El kapak retrocedió un paso y lo miró fijamente. Cayendo finalmente en la cuenta de que el dragón no iba a seguir sus valiosas instrucciones, giró sobre sí mismo y echó a correr; cuando entrara en contacto con Takhisis mentalmente, le informaría que este insolente Dragón Azul la había desobedecido. Batió las alas atropelladamente y, saltando en el aire, planeó unos cuatro metros antes de aterrizar de nuevo en la arena y volver a saltar sin dejar de aletear furiosamente.

Un retumbo desdeñoso surgió en lo más hondo de Khellendros al ver que el draconiano trataba de volar. Sabía que sólo un tipo de draconianos podía volar realmente: el creado de huevos de Dragones de Plata. Los intentos del kapak resultaban ridículos, lastimosos.

«Pero tú sí podrás volar, Kitiara» pensó el Dragón Azul mientras el retumbo ascendía por su garganta y sus alas se desplegaban. Khellendros se elevó sobre la arena y abrió las fauces, de manera que escupió un rayo que se descargó en el suelo, delante del kapak que huía.

El sobresaltado draconiano giró a la derecha y se impulsó sobre las piernas con más fuerza, lanzando una lluvia de arena tras su regordeta cola.

Otro rayo cayó a pocos metros delante de él, y la arena saltó en todas direcciones al tiempo que el cielo del desierto retumbaba con un trueno. El kapak se estremeció cuando un tercer rayo se descargó justo detrás de él. La criatura se encogió y volvió a virar hacia la derecha, pero al instante lo cubrió la sombra de Khellendros; se frenó en seco, levantó la cabeza, y se encontró mirando el vientre del Dragón Azul.

Khellendros agarró al kapak por una de las correosas alas, se remontó en el cielo, y voló velozmente hacia el norte con su forcejeante presa, que no dejaba de escupir. Sin prestar atención a su cháchara acerca del Abismo, se concentró en el sonido del viento que silbaba alegremente en torno a sus azules alas.

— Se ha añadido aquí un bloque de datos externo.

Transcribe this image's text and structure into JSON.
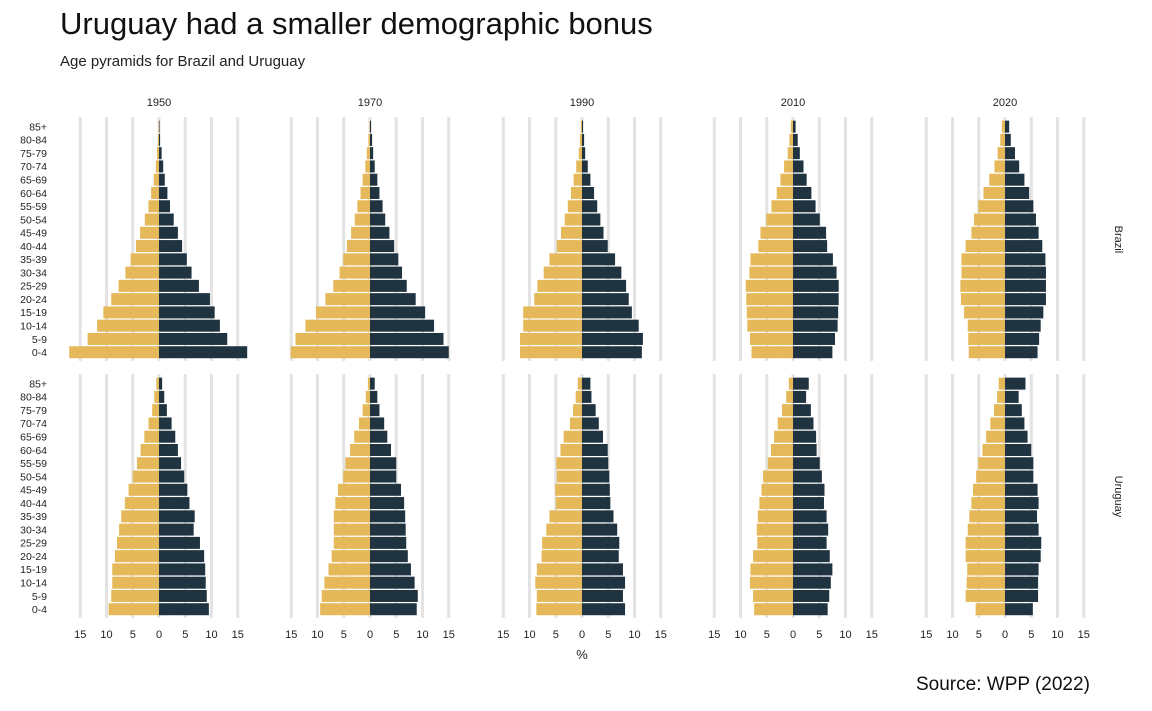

Cuando la noche trajo su refrescante caricia al desierto y las parpadeantes estrellas empezaron a hacerse visibles, Khellendros descendió al pie de una loma algo rocosa. Sólo había una luna en el cielo, una gran esfera pálida. No se parecía a ninguna de las tres lunas que habían girado en torno a Krynn desde la creación del mundo: la roja Lunitari, la blanca Solinari y la negra Nuitari. Pero el dragón sólo pensaba en Kitiara y en el draconiano que llevaba atrapado en sus garras, por lo que no reparó en el pálido astro.

El kapak apenas ofrecía ya resistencia, así que el Dragón Azul lo arrojó sobre la arena y se puso a excavar cerca de una depresión de la loma. Sus largas garras se clavaban en el suelo del desierto y tiraban hacia arriba, arrastrando consigo tierra, arena y piedras. El kapak se acobardó, creyendo que el dragón pensaba enterrarlo vivo. Pero, a medida que la noche avanzaba, el agujero se fue haciendo más y más grande. La luna ascendió en el firmamento, y su luz dejó al descubierto una inmensa caverna.

Poco después, el alba llegaba a los Eriales del Septentrión, pero la sombra arrojada por la loma ocultaba de manera efectiva la entrada del cubil recuperado por el dragón. Khellendros se apresuró a empujar al kapak hacia la boca de la cueva, y lo siguió al interior.

—La Reina Oscura... —empezó a decir el draconiano. Su voz era apenas un susurro y se quebraba con cada palabra, que salían de entre sus labios hinchados por la falta de líquido.

—Te creó —lo interrumpió Khellendros mientras echaba un vistazo en derredor a su hogar. Lo complació comprobar que no se había tocado nada desde su partida, que ningún otro dragón había descubierto la inmensa cueva subterránea ni se había apoderado de ella junto con todas las grandes riquezas que guardaba. Montones de monedas y piedras preciosas emitían débiles destellos con la tenue luz que penetraba por la entrada. Su tesoro, cubierto con una fina capa de arena y polvo, permanecía intacto, y pronto lo compartiría con Kitiara.